Genealogy
《家谱》 · New Zealand & China
Official collaboration with the New Zealand Government
“A family is a civilisation at the smallest possible scale.”
The Collaboration
In 2009, in official collaboration with the New Zealand Government, Mu Yuming realised 《家谱》 — Genealogy — a project combining oral history, image installation, and cross-cultural research to examine the family as a subject across Eastern and Western contexts.
The collaboration with New Zealand followed a pattern established with the French Government's Himalaya collaboration (2004): official cultural partnership that placed Mu Yuming's practice within formal international exchange, while giving the work an institutional grounding and a cross-cultural scope that a purely independent project would not have had.
The Method
Genealogy worked through three interconnected forms: oral history, image installation, and cross-cultural research.
Oral history: the collection of spoken testimony from families in both New Zealand and China — their stories of origin, lineage, belonging, and transmission.
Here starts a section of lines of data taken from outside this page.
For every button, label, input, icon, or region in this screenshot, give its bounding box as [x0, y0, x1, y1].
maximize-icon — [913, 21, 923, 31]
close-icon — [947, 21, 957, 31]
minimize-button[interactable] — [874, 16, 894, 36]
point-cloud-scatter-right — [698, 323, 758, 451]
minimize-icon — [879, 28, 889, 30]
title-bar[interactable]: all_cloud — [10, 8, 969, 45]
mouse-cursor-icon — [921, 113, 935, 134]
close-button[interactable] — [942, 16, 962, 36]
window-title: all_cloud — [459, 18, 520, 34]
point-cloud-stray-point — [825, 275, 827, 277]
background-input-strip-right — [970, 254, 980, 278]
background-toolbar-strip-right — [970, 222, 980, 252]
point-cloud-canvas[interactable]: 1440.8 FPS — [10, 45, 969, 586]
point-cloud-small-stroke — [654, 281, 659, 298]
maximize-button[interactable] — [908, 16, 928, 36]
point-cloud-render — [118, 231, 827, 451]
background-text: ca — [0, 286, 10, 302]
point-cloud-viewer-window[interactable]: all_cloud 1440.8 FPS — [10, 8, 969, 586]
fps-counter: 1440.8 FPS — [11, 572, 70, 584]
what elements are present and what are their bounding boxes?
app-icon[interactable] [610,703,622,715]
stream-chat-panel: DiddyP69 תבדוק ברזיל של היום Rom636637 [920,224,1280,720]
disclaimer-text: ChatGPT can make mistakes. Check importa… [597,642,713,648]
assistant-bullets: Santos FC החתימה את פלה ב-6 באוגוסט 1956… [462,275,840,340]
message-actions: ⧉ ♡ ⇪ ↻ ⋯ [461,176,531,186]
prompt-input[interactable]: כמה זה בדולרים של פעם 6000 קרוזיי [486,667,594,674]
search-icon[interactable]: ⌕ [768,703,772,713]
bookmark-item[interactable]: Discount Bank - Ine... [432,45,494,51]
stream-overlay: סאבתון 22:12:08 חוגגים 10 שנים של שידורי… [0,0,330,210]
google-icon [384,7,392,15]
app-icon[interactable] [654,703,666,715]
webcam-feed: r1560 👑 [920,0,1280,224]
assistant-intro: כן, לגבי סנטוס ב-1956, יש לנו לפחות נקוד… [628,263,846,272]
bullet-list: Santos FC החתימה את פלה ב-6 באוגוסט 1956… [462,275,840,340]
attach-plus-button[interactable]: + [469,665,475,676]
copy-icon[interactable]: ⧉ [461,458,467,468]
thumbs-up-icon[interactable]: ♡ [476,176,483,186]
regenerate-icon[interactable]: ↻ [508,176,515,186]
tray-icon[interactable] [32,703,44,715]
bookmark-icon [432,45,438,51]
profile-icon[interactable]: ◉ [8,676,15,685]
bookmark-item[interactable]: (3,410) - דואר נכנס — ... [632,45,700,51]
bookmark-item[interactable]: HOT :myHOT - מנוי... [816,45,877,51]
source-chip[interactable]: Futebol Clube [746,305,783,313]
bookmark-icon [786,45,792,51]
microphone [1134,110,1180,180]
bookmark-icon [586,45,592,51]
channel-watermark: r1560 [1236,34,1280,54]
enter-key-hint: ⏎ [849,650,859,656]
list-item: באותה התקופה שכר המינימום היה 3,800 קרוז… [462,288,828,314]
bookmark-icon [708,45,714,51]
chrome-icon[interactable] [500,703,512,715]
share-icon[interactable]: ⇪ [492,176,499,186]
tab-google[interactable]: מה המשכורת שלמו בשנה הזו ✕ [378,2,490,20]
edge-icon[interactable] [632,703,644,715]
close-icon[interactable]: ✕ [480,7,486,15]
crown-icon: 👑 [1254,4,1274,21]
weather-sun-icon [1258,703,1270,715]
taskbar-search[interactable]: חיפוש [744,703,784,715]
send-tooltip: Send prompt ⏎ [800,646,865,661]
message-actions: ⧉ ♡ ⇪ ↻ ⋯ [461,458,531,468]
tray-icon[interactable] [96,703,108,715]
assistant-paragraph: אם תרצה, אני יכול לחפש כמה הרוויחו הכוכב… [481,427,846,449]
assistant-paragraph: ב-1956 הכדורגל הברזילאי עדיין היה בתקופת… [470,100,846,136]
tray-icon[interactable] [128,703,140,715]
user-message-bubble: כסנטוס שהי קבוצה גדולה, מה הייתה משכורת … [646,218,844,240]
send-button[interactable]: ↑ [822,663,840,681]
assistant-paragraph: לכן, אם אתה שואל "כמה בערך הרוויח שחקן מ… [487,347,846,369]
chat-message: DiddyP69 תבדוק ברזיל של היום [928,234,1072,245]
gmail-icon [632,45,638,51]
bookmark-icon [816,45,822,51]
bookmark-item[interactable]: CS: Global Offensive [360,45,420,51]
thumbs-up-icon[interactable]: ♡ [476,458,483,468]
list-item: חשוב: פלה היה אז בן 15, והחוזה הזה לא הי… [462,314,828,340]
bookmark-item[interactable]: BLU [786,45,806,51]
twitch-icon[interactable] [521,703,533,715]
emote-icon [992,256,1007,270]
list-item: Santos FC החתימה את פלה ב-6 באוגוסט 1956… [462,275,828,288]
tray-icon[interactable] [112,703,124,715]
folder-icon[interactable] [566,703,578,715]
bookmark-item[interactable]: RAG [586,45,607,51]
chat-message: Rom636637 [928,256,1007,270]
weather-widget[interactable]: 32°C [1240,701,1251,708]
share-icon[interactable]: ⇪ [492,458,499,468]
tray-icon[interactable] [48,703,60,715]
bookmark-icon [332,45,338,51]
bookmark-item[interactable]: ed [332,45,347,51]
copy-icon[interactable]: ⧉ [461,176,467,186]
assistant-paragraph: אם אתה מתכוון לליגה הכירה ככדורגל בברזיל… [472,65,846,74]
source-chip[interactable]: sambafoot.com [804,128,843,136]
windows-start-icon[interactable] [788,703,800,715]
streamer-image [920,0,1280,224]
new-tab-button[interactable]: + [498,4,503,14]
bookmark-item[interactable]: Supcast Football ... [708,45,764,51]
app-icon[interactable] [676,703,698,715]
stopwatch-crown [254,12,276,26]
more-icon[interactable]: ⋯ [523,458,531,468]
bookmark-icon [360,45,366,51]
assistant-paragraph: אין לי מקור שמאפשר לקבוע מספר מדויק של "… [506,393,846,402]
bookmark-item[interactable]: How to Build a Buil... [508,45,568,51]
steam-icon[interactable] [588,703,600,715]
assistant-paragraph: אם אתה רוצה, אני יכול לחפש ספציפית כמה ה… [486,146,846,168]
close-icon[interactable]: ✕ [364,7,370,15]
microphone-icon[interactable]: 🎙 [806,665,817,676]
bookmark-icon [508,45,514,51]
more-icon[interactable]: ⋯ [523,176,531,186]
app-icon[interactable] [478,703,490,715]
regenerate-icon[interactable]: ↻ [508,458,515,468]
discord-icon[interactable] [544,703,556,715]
Oral history captures what official records do not: the emotional content of memory, the things passed down as story rather than document, the silences and selective emphases through which families construct their own accounts of themselves.
Image installation: the transformation of this collected material — photograph, object, text, recording — into spatial form. The installation did not illustrate the oral histories; it created conditions for encounter between the viewer and the material.
Cross-cultural research: the active comparison of how family — blood, inheritance, belonging, obligation — is understood and lived in two very different cultural contexts.
Blood and Belonging
At its core, Genealogy was about a single question: how do blood, identity, and belonging cross national and cultural borders?
For Mu Yuming — a Naxi man from a Lijiang family with a documented lineage connecting him to the Mu Royal Family of Lijiang, who had educated himself in Europe, who lived between multiple cultures — this question was personal. He was not investigating a theme from a distance. He was investigating something that he himself embodied: the experience of carrying a genealogy in one world while living in another.